UNISONActive is an unofficial blog produced by UNISON activists for UNISON activists. Bringing news, briefings and events from a progressive left perspective.

Monday, 25 June 2012

Low Wattage sheds dim light on Union-Labour link

Former Labour Party General Secretary, Peter Watt, writing on the Dale & Co. Blog, accuses the affiliated unions (including UNISON) who have questioned the excessive influence of the Progress organisation, of being bullies, hypocrites and ‘threatening the long term health of the Labour Party’: http://www.iaindale.com/posts/labour-and-the-trade-unions 


Echoing longstanding Tory attacks on the Union-Labour link, Watt refers to the ‘buying of undue influence and lack of transparency.’ He made similar comments in his evidence to the Kelly inquiry into party funding two years ago: ‘The problem was that some of the trade unions were not prepared to even countenance a greater degree of transparency in terms of how those affiliations were calculated, and that level of transparency that Hayden Phillips I think quite legitimately required, they were not willing to give, and secondly I think it would be fair to say that some of the trade union general secretaries also wanted, in addition, to give donations or withhold donations as and when they wanted to’
http://www.public-standards.gov.uk/Library/20101123_Corrected_Transcript_6_July.pdf

It seems that Watt would prefer affiliated unions to be a labour movement branch of Western Union – merely a vehicle for transferring individual affiliation fees to the Party without any collective influence on policy making and political action.

UNISON official and Labour Party NEC member Keith Birch last week wrote an excellent article on Labourlist which disproves Watt’s offensive comment that ‘the dominant voice (of trade union’s in labour) is that of their own elites’ using ‘expense accounts and cheque books’ to ‘wield political power for General Secretaries’

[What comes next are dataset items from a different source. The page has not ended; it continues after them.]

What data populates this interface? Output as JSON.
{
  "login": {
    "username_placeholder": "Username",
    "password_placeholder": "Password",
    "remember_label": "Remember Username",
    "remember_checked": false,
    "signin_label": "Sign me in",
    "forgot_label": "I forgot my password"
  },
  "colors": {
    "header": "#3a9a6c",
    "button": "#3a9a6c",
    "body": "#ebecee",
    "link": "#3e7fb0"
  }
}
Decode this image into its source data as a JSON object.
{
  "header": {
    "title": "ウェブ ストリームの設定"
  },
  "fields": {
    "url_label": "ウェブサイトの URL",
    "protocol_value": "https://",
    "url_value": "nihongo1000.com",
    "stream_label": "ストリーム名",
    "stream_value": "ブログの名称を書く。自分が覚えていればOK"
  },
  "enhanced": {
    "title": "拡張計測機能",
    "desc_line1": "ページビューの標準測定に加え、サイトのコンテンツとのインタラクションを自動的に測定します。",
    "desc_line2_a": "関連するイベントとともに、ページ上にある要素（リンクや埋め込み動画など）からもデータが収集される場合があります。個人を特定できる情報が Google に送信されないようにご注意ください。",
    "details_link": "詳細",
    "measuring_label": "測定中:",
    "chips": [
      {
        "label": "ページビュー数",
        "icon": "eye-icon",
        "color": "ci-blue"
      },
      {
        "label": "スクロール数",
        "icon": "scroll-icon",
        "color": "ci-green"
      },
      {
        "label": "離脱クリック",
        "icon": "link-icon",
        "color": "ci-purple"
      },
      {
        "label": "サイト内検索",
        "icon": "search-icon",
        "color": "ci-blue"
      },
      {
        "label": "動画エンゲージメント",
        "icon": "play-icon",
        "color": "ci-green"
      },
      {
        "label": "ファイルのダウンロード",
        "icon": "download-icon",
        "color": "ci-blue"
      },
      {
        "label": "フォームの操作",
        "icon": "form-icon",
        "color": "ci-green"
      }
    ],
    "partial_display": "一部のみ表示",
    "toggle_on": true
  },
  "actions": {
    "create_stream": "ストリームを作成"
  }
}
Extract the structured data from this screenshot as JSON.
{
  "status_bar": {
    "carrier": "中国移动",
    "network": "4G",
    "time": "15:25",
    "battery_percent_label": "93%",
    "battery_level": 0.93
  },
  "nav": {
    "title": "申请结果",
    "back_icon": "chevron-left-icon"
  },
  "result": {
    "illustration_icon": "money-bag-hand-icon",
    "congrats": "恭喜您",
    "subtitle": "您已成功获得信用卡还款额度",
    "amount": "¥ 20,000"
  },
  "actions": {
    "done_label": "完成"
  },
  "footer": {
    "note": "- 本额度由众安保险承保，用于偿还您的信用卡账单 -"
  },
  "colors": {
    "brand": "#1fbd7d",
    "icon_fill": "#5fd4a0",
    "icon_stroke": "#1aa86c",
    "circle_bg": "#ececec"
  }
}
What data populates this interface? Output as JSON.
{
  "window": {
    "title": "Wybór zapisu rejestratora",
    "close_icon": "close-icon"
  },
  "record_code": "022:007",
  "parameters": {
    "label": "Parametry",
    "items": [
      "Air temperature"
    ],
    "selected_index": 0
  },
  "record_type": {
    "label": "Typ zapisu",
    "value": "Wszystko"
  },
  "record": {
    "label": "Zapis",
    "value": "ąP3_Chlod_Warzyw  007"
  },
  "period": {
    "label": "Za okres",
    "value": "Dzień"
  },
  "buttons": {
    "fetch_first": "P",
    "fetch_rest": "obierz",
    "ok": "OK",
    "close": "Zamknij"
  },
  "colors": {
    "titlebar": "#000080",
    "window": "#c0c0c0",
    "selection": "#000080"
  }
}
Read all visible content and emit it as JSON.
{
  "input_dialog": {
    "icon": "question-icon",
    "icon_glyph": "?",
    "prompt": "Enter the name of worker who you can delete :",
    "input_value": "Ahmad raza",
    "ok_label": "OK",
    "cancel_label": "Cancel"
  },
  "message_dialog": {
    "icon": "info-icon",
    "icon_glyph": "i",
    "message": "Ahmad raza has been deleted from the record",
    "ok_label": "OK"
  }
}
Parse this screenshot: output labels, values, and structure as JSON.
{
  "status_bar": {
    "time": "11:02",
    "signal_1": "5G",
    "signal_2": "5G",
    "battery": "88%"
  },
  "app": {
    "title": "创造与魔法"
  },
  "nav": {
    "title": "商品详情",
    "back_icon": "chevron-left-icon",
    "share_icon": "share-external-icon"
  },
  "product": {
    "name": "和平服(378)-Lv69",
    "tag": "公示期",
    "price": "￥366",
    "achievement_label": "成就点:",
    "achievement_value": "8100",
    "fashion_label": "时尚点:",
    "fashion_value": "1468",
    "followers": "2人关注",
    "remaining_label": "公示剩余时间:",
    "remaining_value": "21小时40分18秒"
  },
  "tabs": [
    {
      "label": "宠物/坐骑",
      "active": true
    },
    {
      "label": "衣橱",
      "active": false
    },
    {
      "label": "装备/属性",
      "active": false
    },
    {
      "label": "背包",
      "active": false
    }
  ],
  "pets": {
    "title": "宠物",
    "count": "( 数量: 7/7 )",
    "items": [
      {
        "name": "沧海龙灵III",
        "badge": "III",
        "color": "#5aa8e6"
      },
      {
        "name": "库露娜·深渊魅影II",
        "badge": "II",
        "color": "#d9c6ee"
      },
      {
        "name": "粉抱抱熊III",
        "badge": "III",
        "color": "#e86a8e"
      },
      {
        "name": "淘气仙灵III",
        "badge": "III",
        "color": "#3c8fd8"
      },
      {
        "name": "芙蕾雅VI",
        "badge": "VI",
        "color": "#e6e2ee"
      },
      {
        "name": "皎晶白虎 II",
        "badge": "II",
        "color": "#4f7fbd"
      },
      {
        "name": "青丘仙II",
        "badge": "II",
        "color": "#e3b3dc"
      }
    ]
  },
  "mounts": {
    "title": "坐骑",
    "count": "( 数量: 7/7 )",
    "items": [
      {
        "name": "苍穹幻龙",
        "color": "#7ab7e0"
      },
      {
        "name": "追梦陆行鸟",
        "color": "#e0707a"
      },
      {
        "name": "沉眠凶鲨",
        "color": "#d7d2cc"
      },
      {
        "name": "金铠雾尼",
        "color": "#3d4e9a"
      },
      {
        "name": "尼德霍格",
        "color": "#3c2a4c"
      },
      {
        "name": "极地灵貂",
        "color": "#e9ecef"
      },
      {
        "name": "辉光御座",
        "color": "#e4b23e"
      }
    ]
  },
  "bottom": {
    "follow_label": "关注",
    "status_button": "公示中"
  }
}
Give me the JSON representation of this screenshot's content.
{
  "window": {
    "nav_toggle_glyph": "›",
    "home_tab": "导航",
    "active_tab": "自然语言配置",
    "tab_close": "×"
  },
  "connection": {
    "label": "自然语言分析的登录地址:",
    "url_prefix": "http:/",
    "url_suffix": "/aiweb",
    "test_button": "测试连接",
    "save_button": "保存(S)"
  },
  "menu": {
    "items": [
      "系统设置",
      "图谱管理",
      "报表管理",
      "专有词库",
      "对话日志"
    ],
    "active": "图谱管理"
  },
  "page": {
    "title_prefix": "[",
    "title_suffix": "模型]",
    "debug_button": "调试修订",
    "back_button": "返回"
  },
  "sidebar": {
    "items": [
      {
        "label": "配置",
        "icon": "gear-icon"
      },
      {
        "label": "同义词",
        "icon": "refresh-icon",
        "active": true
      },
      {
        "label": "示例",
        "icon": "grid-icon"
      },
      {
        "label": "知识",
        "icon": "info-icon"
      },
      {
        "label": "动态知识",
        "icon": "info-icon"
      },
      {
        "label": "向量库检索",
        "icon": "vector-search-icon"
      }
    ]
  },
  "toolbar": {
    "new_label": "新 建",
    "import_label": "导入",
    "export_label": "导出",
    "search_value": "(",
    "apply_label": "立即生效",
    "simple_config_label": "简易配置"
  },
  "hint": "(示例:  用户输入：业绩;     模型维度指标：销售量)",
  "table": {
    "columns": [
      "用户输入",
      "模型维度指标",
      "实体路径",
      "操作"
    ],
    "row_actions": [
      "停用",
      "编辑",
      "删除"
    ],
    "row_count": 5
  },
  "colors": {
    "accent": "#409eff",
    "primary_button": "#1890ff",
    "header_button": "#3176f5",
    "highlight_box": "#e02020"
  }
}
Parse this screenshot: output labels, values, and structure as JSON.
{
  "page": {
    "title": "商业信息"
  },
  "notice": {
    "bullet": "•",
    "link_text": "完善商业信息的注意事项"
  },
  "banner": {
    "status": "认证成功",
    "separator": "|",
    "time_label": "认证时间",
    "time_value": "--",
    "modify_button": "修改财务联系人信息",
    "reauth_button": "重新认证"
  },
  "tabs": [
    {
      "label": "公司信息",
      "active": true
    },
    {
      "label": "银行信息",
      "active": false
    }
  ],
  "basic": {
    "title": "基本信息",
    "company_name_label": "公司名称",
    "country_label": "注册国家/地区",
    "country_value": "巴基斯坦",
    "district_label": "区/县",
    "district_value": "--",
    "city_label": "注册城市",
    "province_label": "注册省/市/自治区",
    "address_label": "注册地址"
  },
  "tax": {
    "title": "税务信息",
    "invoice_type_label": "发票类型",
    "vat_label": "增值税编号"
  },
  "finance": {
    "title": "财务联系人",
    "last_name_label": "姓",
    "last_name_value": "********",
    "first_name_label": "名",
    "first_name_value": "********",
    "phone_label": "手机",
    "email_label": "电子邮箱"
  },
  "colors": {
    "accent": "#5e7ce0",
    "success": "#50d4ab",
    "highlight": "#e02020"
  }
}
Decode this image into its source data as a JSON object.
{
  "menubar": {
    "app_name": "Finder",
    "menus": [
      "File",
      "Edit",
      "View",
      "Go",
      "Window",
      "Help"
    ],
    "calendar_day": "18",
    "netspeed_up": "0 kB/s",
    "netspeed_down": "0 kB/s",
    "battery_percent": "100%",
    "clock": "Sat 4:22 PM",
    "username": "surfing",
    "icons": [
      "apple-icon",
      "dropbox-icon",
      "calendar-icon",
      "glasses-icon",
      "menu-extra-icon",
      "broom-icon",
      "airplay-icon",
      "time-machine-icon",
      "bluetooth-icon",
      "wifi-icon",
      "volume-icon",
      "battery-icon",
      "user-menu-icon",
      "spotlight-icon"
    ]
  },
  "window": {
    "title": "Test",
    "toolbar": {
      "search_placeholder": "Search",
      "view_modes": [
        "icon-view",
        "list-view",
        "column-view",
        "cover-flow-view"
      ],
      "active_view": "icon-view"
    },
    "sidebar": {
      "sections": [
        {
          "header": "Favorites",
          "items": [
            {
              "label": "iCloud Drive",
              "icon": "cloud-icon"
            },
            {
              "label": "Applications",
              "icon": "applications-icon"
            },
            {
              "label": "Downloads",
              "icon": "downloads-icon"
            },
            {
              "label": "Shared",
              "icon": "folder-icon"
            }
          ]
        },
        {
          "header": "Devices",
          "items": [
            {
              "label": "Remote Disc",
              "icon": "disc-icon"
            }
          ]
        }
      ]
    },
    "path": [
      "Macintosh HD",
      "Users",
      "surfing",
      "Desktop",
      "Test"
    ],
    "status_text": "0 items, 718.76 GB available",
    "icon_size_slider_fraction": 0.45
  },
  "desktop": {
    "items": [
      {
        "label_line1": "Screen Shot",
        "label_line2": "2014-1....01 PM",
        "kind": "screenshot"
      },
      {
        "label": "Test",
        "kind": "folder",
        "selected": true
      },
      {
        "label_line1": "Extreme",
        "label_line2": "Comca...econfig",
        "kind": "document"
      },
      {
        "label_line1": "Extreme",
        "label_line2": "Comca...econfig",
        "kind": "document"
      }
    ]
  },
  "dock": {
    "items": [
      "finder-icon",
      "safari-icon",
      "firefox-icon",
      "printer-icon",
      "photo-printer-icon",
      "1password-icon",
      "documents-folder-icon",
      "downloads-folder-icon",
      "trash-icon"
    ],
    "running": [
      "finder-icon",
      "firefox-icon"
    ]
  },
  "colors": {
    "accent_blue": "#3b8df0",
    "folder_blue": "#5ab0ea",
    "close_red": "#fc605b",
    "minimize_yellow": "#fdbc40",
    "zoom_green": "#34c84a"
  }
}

Birch reports on the union’s recent success working with local Labour Party members to defeat the Tory Council in Southampton and pledges similar efforts to defeat the Con Dem Coalition at the next election.
http://labourlist.org/2012/06/why-the-unionlabour-link-is-important/

Well beyond the political establishment inhabited by Watt and other critics of union political influence, unions will continue to work hard to secure the political change essential to defend and extend the interests of working people in this country including winning Labour to more progressive economic and social policies.